Bu açıklamalara ve dosyadaki yazılara, kararın dayandığı delillerle gerektirici sebeplere, delillerin takdirinde bir isabetsizlik bulunmamasına göre, davalı vekilinin tüm, davacı vekilinin aşağı bendin kapsamı dışında kalan diğer temyiz itirazları yerinde görülmemiştir.
2-Dava tacir olan taraflar arasındaki hizmet alım sözleşmeleri uyarınca davacı hak edişlerinden yapılan kesintilerin tahsili istemine ilişkindir. Davacı tarafça, alacağın avans faizi ile tahsili istendiği halde, mahkemece hüküm altına alınan alacağa yasal faiz yürütülmüştür.
Davalı tacirin borcunun dava tarihi itibariyle yürürlükte olan 6102 sayılı TTK"nın 19. maddesi uyarınca ticari nitelik gösterdiği, bu davanın aynı Kanun"un 4/1. madde hükmü uyarınca nispi ticari dava olduğu, tacirler arası bu sözleşmenin aynı Kanun"un 3. maddesi uyarınca ticari iş niteliğinde bulunduğu anlaşıldığından, ticari işlerde 3095 sayılı Yasa"nın değişik 2/2. maddesi gereğince avans faizi isteme hakkına sahip olan davacının talebi doğrultusunda mahkemece avans faizi uygulanması gerekirken, yasal faize hükmedilmesi doğru olmamış, kararın bu nedenle davacı yararına bozulması gerekmiş ise de karar sonucu itibariyle doğru olduğundan HUMK"nın 438/son maddesi gereğince gerekçe kısmen değiştirilerek ve hüküm fıkrasında yapılan yanlışlığın giderilmesi, yeniden yargılamaya gereksinim göstermediğinden, HUMK" nın 438/7. maddesi uyarınca hükmün, aşağıda yazılı olduğu şekilde düzeltilerek onanması gerekmiştir.

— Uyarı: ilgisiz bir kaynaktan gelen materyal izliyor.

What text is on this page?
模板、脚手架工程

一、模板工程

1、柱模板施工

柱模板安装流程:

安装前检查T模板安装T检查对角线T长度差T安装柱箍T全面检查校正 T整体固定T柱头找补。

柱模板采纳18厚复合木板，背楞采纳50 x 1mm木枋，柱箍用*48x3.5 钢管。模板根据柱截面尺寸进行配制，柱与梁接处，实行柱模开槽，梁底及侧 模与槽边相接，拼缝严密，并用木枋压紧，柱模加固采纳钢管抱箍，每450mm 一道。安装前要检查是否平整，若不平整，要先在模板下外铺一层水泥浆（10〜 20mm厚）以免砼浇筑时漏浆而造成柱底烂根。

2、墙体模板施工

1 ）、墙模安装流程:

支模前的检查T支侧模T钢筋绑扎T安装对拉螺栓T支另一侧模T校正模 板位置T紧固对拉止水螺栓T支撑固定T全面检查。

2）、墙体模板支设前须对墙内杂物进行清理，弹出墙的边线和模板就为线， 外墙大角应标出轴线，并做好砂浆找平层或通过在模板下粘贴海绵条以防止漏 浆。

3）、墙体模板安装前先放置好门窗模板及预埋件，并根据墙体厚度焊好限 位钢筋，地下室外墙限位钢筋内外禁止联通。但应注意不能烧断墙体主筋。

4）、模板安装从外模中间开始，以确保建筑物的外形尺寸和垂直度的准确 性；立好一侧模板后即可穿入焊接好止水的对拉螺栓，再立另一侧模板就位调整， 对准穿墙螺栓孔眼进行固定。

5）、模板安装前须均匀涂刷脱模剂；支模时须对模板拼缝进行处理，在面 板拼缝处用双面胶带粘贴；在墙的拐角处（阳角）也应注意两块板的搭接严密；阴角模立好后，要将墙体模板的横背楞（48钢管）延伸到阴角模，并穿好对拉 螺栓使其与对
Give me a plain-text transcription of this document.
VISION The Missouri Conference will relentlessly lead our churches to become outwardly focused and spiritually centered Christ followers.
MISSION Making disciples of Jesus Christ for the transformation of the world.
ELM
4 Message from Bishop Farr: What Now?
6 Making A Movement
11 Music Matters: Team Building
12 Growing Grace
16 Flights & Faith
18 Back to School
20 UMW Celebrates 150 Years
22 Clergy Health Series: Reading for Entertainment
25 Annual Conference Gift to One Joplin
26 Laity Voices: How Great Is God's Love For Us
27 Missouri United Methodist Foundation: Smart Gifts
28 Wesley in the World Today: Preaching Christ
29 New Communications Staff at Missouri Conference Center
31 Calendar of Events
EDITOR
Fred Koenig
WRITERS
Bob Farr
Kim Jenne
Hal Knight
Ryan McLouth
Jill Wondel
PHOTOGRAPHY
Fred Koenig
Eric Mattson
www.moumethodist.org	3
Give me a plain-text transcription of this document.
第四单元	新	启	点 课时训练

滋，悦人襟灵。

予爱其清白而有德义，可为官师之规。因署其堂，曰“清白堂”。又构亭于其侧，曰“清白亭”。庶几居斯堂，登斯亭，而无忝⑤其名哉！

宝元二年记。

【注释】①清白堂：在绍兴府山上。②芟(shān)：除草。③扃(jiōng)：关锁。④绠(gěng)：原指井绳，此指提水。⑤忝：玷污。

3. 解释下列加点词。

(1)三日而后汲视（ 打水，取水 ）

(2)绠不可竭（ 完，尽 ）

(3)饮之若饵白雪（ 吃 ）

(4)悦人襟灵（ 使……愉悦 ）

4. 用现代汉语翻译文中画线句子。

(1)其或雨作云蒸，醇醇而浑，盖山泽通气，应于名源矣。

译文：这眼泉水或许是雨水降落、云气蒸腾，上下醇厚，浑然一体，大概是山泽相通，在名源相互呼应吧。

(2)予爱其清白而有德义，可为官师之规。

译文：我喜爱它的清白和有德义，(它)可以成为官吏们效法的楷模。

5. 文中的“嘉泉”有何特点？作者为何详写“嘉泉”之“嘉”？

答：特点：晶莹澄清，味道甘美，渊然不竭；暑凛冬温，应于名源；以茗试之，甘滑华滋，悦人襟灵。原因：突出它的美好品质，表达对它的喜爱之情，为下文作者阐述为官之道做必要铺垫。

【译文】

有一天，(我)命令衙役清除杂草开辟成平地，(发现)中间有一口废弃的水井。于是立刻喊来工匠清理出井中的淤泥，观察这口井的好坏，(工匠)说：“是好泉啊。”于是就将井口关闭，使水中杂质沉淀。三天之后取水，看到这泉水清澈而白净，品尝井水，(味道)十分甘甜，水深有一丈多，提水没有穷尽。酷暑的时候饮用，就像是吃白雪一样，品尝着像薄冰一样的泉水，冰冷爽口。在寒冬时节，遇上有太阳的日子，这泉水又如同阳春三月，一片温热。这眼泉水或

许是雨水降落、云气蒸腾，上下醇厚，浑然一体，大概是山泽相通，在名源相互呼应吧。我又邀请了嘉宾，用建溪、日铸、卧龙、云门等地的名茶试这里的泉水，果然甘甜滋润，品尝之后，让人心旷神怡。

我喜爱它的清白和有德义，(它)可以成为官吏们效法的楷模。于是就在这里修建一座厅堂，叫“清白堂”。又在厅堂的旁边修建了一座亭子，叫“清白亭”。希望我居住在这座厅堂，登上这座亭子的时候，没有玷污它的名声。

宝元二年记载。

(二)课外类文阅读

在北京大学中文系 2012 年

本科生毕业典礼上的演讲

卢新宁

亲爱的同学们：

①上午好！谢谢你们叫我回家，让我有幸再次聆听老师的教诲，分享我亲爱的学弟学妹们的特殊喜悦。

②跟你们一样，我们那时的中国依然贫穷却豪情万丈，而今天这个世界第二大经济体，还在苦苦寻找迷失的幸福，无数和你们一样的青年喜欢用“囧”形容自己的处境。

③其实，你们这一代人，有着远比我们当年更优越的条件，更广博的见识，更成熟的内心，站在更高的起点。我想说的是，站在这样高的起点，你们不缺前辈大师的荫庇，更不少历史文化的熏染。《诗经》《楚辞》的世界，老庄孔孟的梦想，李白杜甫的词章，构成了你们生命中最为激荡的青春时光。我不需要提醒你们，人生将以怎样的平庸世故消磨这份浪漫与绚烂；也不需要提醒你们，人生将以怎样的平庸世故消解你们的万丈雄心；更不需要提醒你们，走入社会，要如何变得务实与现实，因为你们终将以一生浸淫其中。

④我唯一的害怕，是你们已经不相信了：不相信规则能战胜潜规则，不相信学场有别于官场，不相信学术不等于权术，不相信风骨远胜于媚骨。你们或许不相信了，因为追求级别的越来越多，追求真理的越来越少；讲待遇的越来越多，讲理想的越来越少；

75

SONUÇ: Yukarıda (1) numaralı bentte açıklanan nedenlerle, davalı vekilinin tüm, davacı vekilinin diğer temyiz itirazlarının reddine, (2) numaralı bentte açıklanan nedenle, davacı vekilinin temyiz itirazının kabulü ile kararın gerekçesi kısmen değiştirilerek ve (HÜKÜM) bölümünün 1 nolu bendinde geçen “yasal” ibaresi çıkarılarak, yerine "avans" ibaresi yazılmak suretiyle DÜZELTİLEREK ONANMASINA, davacıdan peşin alınan harcın istek halinde iadesine, aşağıda yazılı onama harcının temyiz eden davalıdan alınmasına, kararın tebliğinden itibaren 15 gün içerisinde karar düzeltme yolu açık olmak üzere, 24.06.2015 tarihinde oybirliğiyle karar verildi.